Kopi, Kantong Plastik Jumbo, Tali Tambang
|
|
Di 'basecamp' para pelaku di lantai 6 tower Ebony, Apartemen Kalibata City, polisi menemukan 4 bungkus kopi bubuk 1 kg, beras dan plastik sampah ukuran jumbo. Plastik tersebut diduga untuk membungkus mayat Holly. Kopi bubuk tersebut untuk menyamarkan bau mayat. Dalam unit tersebut juga ditemukan 2 gitar listrik yang akan digunakan pelaku sebagai kamuflase di atas hardcase yang digunakan untuk mengangkut mayat Holly yang telah dibungkus plastik.
"Rencananya mayat Holly setelah dimasukkan ke kantong plastik sampah, dimasukkan ke hardcase dan di atasnya ditumpangi gitar elektrik," kata sumber kepolisian, Kamis (10/10)
Selain itu, polisi juga menemukan sebuah tali tambang. "Juga ada tali tambang dan sejumlah kantong plastik," tukas Kepala Bid. Humas Polda Metro Jaya, Kombes Pol Rikhwanto.

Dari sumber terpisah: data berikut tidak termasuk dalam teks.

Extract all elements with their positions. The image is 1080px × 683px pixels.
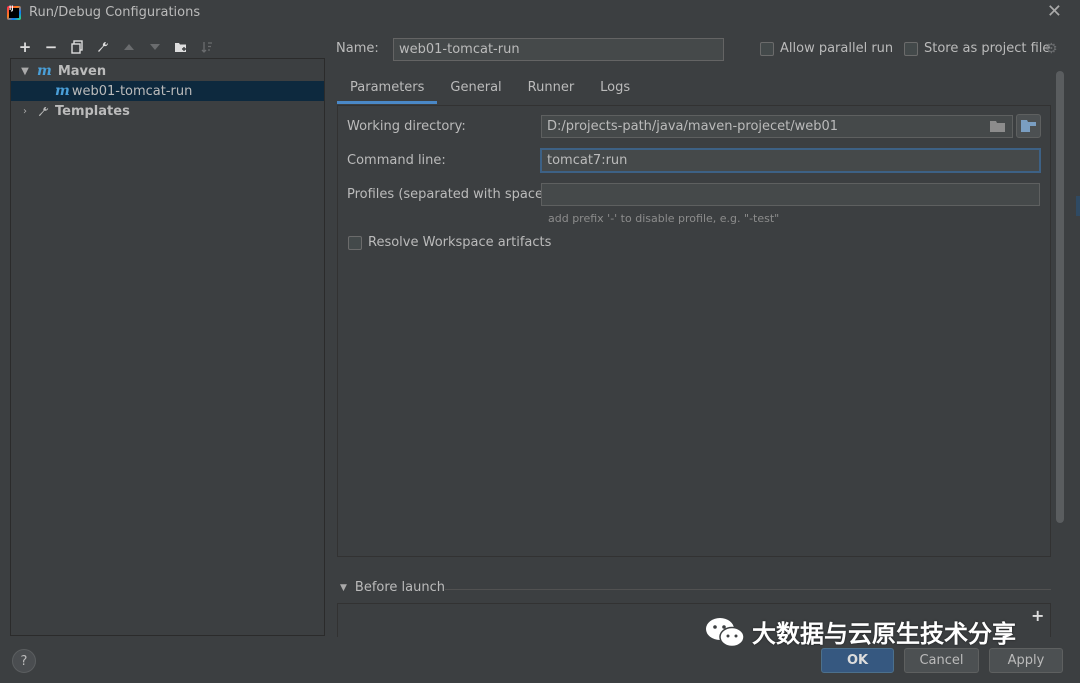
tab-runner[interactable]: Runner	[515, 74, 588, 104]
chevron-down-icon[interactable]: ▼	[19, 66, 31, 77]
window-title: Run/Debug Configurations	[29, 5, 201, 20]
wechat-watermark: 大数据与云原生技术分享	[704, 614, 1016, 649]
close-icon[interactable]: ✕	[1047, 3, 1062, 21]
help-button[interactable]: ?	[12, 649, 36, 673]
configurations-tree: ▼ m Maven m web01-tomcat-run › Templates	[10, 58, 325, 636]
name-input[interactable]	[393, 38, 724, 61]
apply-button[interactable]: Apply	[989, 648, 1063, 673]
remove-configuration-icon[interactable]: −	[38, 38, 64, 56]
wechat-icon	[706, 617, 745, 647]
app-icon-text: IJ	[9, 5, 14, 12]
checkbox-box[interactable]	[904, 41, 918, 56]
tab-general[interactable]: General	[437, 74, 514, 104]
new-folder-icon[interactable]	[168, 38, 194, 56]
sort-icon[interactable]	[194, 38, 220, 56]
configurations-toolbar: + −	[12, 38, 220, 56]
profiles-input[interactable]	[541, 183, 1040, 206]
parameters-panel: Working directory: D:/projects-path/java…	[337, 105, 1051, 557]
add-task-icon[interactable]: +	[1031, 606, 1044, 625]
vertical-scrollbar[interactable]	[1056, 71, 1064, 523]
title-bar: IJ Run/Debug Configurations ✕	[0, 0, 1080, 27]
checkbox-box[interactable]	[348, 235, 362, 250]
working-directory-field[interactable]: D:/projects-path/java/maven-projecet/web…	[541, 115, 1013, 138]
browse-folder-button[interactable]	[1016, 114, 1041, 138]
resolve-workspace-checkbox[interactable]: Resolve Workspace artifacts	[348, 235, 551, 250]
tree-item-label: Templates	[55, 103, 130, 119]
tab-logs[interactable]: Logs	[587, 74, 643, 104]
edge-indicator	[1076, 196, 1080, 216]
tree-item-label: Maven	[57, 63, 107, 79]
before-launch-label: Before launch	[354, 580, 446, 595]
profiles-label: Profiles (separated with space):	[347, 187, 553, 202]
cancel-button[interactable]: Cancel	[904, 648, 979, 673]
maven-m-icon: m	[37, 63, 52, 79]
edit-defaults-wrench-icon[interactable]	[90, 38, 116, 56]
allow-parallel-run-checkbox[interactable]: Allow parallel run	[760, 41, 893, 56]
move-down-icon[interactable]	[142, 38, 168, 56]
ok-button[interactable]: OK	[821, 648, 894, 673]
tree-item-label: web01-tomcat-run	[71, 83, 193, 99]
folder-icon[interactable]	[990, 120, 1006, 133]
before-launch-section-header[interactable]: ▼ Before launch	[340, 580, 445, 595]
divider	[445, 589, 1051, 590]
folder-icon	[1020, 120, 1036, 132]
working-directory-label: Working directory:	[347, 119, 466, 134]
watermark-text: 大数据与云原生技术分享	[752, 620, 1016, 648]
tab-parameters[interactable]: Parameters	[337, 74, 438, 104]
wrench-icon	[37, 105, 50, 118]
command-line-label: Command line:	[347, 153, 446, 168]
chevron-down-icon[interactable]: ▼	[340, 583, 347, 593]
profiles-hint: add prefix '-' to disable profile, e.g. …	[548, 212, 780, 225]
add-configuration-icon[interactable]: +	[12, 38, 38, 56]
working-directory-value: D:/projects-path/java/maven-projecet/web…	[547, 119, 839, 134]
gear-icon[interactable]: ⚙	[1045, 41, 1058, 57]
chevron-right-icon[interactable]: ›	[19, 106, 31, 117]
maven-m-icon: m	[55, 83, 70, 99]
tree-item-maven[interactable]: ▼ m Maven	[11, 61, 324, 81]
run-debug-dialog: IJ Run/Debug Configurations ✕ + − ▼ m Ma…	[0, 0, 1080, 683]
name-label: Name:	[336, 41, 379, 56]
command-line-value: tomcat7:run	[547, 153, 628, 168]
tree-item-web01-tomcat-run[interactable]: m web01-tomcat-run	[11, 81, 324, 101]
copy-configuration-icon[interactable]	[64, 38, 90, 56]
store-as-project-file-label: Store as project file	[924, 41, 1051, 56]
store-as-project-file-checkbox[interactable]: Store as project file	[904, 41, 1050, 56]
tree-item-templates[interactable]: › Templates	[11, 101, 324, 121]
config-tabs: Parameters General Runner Logs	[337, 74, 643, 104]
resolve-workspace-label: Resolve Workspace artifacts	[368, 235, 552, 250]
allow-parallel-run-label: Allow parallel run	[780, 41, 894, 56]
move-up-icon[interactable]	[116, 38, 142, 56]
command-line-input[interactable]: tomcat7:run	[540, 148, 1041, 173]
checkbox-box[interactable]	[760, 41, 774, 56]
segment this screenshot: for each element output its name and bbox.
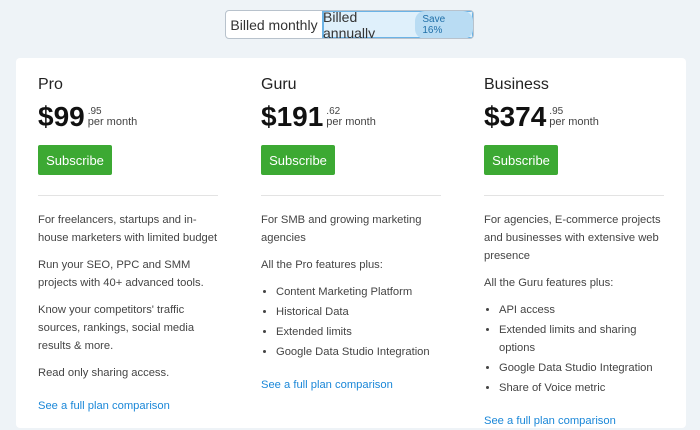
plan-description: For SMB and growing marketing agencies A… xyxy=(261,211,445,394)
plan-detail: Read only sharing access. xyxy=(38,367,170,379)
feature-item: API access xyxy=(499,301,668,319)
billed-monthly-option[interactable]: Billed monthly xyxy=(226,11,322,38)
divider xyxy=(484,195,664,196)
subscribe-button-guru[interactable]: Subscribe xyxy=(261,145,335,175)
billing-toggle: Billed monthly Billed annually Save 16% xyxy=(225,10,474,39)
plan-description: For freelancers, startups and in-house m… xyxy=(38,211,222,415)
plan-detail: Run your SEO, PPC and SMM projects with … xyxy=(38,259,204,289)
plan-audience: For freelancers, startups and in-house m… xyxy=(38,214,218,244)
feature-list: API access Extended limits and sharing o… xyxy=(484,301,668,397)
feature-item: Content Marketing Platform xyxy=(276,283,445,301)
plan-comparison-link-pro[interactable]: See a full plan comparison xyxy=(38,397,170,415)
feature-item: Extended limits and sharing options xyxy=(499,321,668,357)
plan-comparison-link-guru[interactable]: See a full plan comparison xyxy=(261,376,393,394)
feature-item: Share of Voice metric xyxy=(499,379,668,397)
price-period: per month xyxy=(326,116,376,128)
price-amount: $99 xyxy=(38,101,85,132)
billed-annually-label: Billed annually xyxy=(323,10,376,39)
subscribe-button-pro[interactable]: Subscribe xyxy=(38,145,112,175)
plan-comparison-link-business[interactable]: See a full plan comparison xyxy=(484,412,616,430)
feature-item: Google Data Studio Integration xyxy=(276,343,445,361)
plan-features-intro: All the Guru features plus: xyxy=(484,277,614,289)
divider xyxy=(38,195,218,196)
price-period: per month xyxy=(549,116,599,128)
plan-description: For agencies, E-commerce projects and bu… xyxy=(484,211,668,430)
price-period: per month xyxy=(87,116,138,128)
plans-panel: Pro $99 .95 per month Subscribe For free… xyxy=(16,58,686,428)
price-amount: $374 xyxy=(484,101,547,132)
subscribe-button-business[interactable]: Subscribe xyxy=(484,145,558,175)
feature-item: Extended limits xyxy=(276,323,445,341)
plan-name: Pro xyxy=(38,76,63,93)
plan-detail: Know your competitors' traffic sources, … xyxy=(38,304,195,352)
plan-price: $191 .62 per month xyxy=(261,100,376,134)
price-amount: $191 xyxy=(261,101,324,132)
feature-item: Google Data Studio Integration xyxy=(499,359,668,377)
plan-name: Business xyxy=(484,76,549,93)
plan-audience: For agencies, E-commerce projects and bu… xyxy=(484,214,661,262)
feature-list: Content Marketing Platform Historical Da… xyxy=(261,283,445,361)
billed-annually-option[interactable]: Billed annually Save 16% xyxy=(322,11,473,38)
plan-audience: For SMB and growing marketing agencies xyxy=(261,214,422,244)
plan-price: $374 .95 per month xyxy=(484,100,599,134)
billed-monthly-label: Billed monthly xyxy=(230,16,318,33)
feature-item: Historical Data xyxy=(276,303,445,321)
plan-name: Guru xyxy=(261,76,297,93)
plan-features-intro: All the Pro features plus: xyxy=(261,259,383,271)
divider xyxy=(261,195,441,196)
plan-price: $99 .95 per month xyxy=(38,100,137,134)
save-badge: Save 16% xyxy=(415,11,473,38)
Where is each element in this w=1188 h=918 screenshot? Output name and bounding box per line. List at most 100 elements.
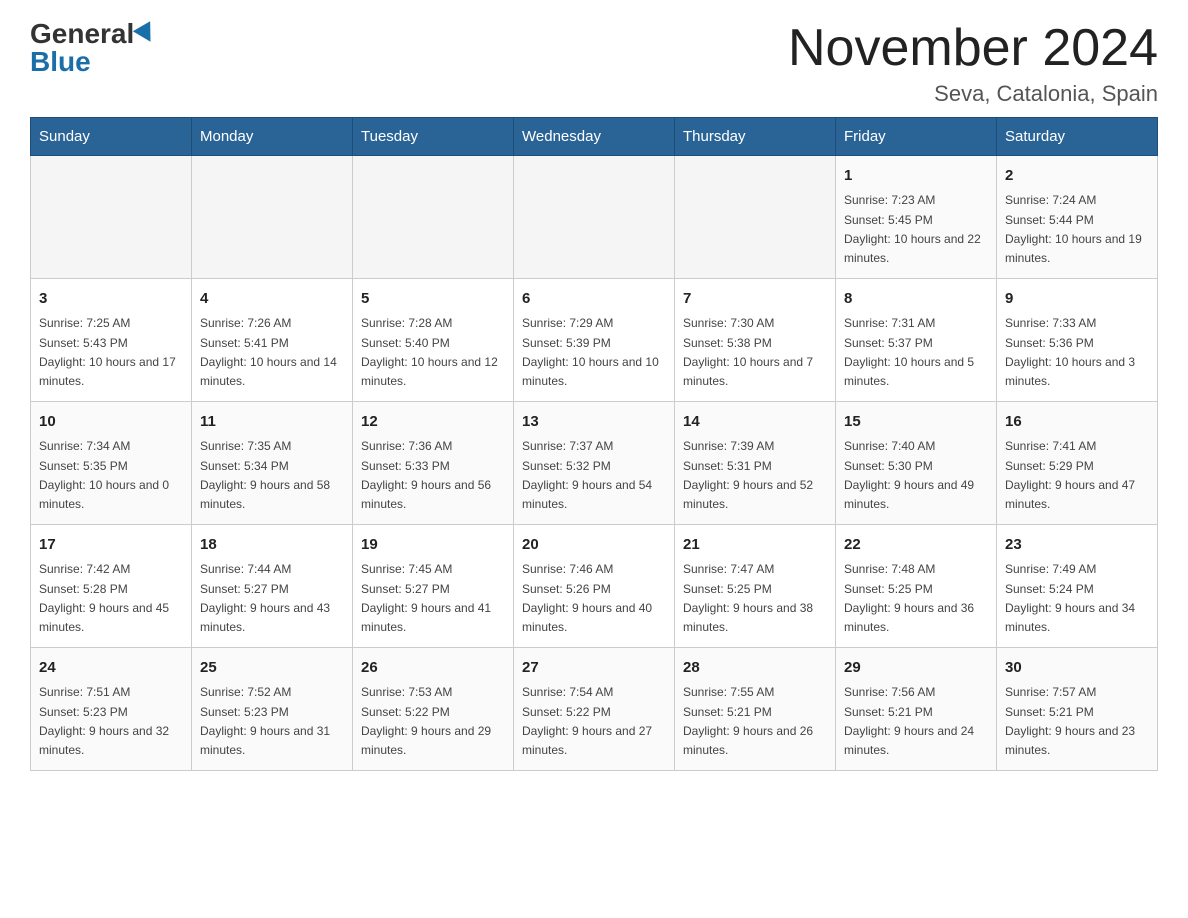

Hardcase Gitar Listrik, 'Peti Mati' untuk Holly
|
|
Peti berwarna hitam itu memiliki ukuran sekitar 120cm x 50cm x 50cm. Sumber di kepolisian menyebutkan, hardcase itu rencananya akan digunakan untuk mengangkut mayat Holly setelah selesai mengeksekusinya. Rencananya mayat tersebut akan ditumpangi 2 gitar listrik diatasnya agar tak dicurigai pihak sekuriti apartemen.
Kepala Bidang Humas Polda Metro Jaya Kombes Pol Rikwanto mengatakan, pihaknya masih akan memeriksa tersangka AL dan S, terkait 'peti mati' tersebut.
"Peti ini seolah-olah untuk simpan gitar, ada 2 gitar juga kita temukan," kata Rikwanto.
Mobil APV Hitam B 1304 VJ, Mobil Operasional Para Pelaku
|
|
Mobil ini disita dari slaah seorang pelaku, S yang ditangkap ditempat persembunyiannya di Karawang, Jawa Tengah.
"Mobil sudah disita dari tersangka S," kata Kasubdit Jatanras Ditreskrimum Polda Metro Jaya AKBP Herry Heryawan, Kamis (10/10/2013).
Hingga saat ini pihak kepolisian masih mendalami motif pembunuhan ini.